Saris-Cup-Finale in Holtland Dank de Buhr und Koets wird Papenburg Dritter
Die Blau-Weißen haben im „kleinen Finale“ Frisia Wilhelmshaven mit 2:1 geschlagen. Das Endspiel endete mit demselben Ergebnis – aber zugunsten des Außenseiters.
Holtland - Das Ziel, das „kleine Finale“ des Saris-Cups gegen Fußball-Landesligist Frisia Wilhelmshaven für sich zu entscheiden, ist Blau-Weiß Papenburg gelungen. Mit der Darbietung seiner Mannschaft am Montag in Holtland war der neue BW-Coach George-Cemil Yumusak aber nur sehr bedingt zufrieden. „Im letzten Drittel fehlte mir die Dynamik. Zudem haben wir teilweise zu voreilig in die Spitze gespielt. Hinten haben wir bei Standards schlecht verteidigt“, sagte Yumusak nach dem 2:1-Sieg deutlich.

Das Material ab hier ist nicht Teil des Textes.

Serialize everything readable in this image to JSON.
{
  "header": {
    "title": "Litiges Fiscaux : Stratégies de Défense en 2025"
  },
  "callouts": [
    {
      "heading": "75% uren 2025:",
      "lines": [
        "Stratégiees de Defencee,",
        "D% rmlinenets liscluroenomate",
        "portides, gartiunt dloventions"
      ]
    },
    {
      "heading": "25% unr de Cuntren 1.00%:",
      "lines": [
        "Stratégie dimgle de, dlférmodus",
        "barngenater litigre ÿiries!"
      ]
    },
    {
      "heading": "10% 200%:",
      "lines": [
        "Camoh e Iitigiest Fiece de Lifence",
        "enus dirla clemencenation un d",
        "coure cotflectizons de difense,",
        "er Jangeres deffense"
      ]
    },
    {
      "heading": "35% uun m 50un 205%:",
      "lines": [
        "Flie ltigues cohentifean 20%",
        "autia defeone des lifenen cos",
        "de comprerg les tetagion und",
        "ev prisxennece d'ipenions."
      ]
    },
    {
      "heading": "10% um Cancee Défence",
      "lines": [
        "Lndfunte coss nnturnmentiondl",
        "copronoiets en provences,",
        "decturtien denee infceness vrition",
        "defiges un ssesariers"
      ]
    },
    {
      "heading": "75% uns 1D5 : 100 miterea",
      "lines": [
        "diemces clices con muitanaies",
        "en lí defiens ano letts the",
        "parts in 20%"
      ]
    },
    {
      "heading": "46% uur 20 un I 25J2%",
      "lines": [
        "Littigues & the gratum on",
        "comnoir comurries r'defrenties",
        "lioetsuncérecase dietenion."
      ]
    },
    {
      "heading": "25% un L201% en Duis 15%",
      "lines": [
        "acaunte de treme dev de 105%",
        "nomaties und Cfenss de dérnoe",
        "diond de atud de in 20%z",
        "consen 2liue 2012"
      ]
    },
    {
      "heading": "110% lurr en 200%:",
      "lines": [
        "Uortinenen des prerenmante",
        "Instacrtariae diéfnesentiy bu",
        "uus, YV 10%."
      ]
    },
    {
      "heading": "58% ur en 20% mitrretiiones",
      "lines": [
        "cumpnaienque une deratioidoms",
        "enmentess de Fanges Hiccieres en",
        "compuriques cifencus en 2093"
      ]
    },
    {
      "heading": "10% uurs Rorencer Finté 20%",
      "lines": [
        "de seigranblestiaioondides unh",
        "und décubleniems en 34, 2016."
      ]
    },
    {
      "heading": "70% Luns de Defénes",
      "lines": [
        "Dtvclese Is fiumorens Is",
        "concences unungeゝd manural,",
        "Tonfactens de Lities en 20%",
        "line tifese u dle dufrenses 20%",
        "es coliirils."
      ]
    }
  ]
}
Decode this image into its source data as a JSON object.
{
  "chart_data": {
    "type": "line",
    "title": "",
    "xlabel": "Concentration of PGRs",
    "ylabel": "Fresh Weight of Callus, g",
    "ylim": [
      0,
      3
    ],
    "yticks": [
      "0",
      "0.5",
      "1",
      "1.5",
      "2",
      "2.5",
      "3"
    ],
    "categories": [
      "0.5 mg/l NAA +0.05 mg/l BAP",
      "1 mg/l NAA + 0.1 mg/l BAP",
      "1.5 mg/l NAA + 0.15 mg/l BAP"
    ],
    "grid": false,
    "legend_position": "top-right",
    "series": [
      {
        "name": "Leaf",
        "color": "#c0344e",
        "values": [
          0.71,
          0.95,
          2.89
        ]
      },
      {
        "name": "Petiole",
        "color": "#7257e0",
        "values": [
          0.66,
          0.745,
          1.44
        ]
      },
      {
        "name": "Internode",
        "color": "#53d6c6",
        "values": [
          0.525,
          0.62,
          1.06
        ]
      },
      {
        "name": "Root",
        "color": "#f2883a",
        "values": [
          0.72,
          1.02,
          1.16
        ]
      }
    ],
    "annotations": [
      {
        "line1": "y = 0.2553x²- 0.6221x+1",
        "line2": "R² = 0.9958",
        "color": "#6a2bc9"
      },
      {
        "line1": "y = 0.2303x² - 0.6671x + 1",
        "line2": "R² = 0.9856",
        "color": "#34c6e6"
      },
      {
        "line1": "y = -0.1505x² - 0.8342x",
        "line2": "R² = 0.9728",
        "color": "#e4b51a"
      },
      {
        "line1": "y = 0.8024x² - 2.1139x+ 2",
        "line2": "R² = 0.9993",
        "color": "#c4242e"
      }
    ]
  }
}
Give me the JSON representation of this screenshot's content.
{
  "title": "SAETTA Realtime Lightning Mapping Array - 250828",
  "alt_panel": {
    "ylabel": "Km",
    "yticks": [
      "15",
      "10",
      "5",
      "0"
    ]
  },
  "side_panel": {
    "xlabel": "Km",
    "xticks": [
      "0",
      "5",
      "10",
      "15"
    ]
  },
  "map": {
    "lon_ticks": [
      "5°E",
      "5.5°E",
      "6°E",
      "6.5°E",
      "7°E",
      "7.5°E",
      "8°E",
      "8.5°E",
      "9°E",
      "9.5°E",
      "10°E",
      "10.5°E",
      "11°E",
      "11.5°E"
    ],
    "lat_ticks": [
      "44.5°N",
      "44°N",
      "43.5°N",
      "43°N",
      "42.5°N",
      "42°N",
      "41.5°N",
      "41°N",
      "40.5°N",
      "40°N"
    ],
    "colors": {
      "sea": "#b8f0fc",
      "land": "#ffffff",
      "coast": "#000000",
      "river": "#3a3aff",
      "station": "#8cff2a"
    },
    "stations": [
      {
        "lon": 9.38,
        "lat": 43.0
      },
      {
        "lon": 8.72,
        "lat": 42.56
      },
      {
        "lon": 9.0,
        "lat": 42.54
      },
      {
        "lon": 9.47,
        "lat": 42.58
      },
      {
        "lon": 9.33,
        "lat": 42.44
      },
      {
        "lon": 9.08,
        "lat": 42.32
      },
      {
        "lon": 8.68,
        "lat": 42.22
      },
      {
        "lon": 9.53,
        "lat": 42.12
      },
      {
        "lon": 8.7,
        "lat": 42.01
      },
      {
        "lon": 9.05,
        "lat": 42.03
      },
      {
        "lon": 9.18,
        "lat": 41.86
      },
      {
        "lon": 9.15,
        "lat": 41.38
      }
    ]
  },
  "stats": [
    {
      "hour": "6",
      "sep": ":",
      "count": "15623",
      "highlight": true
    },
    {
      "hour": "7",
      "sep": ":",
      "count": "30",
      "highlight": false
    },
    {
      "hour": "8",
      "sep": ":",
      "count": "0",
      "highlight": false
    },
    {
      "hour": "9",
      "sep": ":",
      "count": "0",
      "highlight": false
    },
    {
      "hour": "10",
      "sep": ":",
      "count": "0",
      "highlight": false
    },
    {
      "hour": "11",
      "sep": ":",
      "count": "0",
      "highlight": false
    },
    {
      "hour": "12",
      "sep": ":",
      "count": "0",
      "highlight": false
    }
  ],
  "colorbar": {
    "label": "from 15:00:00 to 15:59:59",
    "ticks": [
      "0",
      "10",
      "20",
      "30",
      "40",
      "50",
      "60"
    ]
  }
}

Im folgenden Turnierfinale, das aufgrund der immer schwieriger werdenden Lichtverhältnisse nur über zweimal 40 Minuten ausgetragen wurde, gab es indes eine Sensation. Landesligist GW Firrel revanchierte sich für das verlorene Saris-Cup-Endspiel im Vorjahr und gewann mit 2:1 gegen Regionalligist Kickers Emden.
Spiel um Platz drei
BW Papenburg – Frisia Wilhelmshaven 2:1 (1:1).
Beide Spielhälften liefen nach demselben Muster ab: In den ersten 15 Minuten war Wilhelmshaven druckvoller, ehe die klassenhöheren Papenburger mehr und mehr das Kommando übernahmen. Nachdem die Blau-Weißen die Anfangsviertelstunde überstanden hatten, gingen sie in Führung. Peter Wemken brauchte nach toller Vorarbeit vom Rhauderfehner Janek de Buhr, der den Ball von der Grundlinie zurücklegte, nur noch einzuschieben.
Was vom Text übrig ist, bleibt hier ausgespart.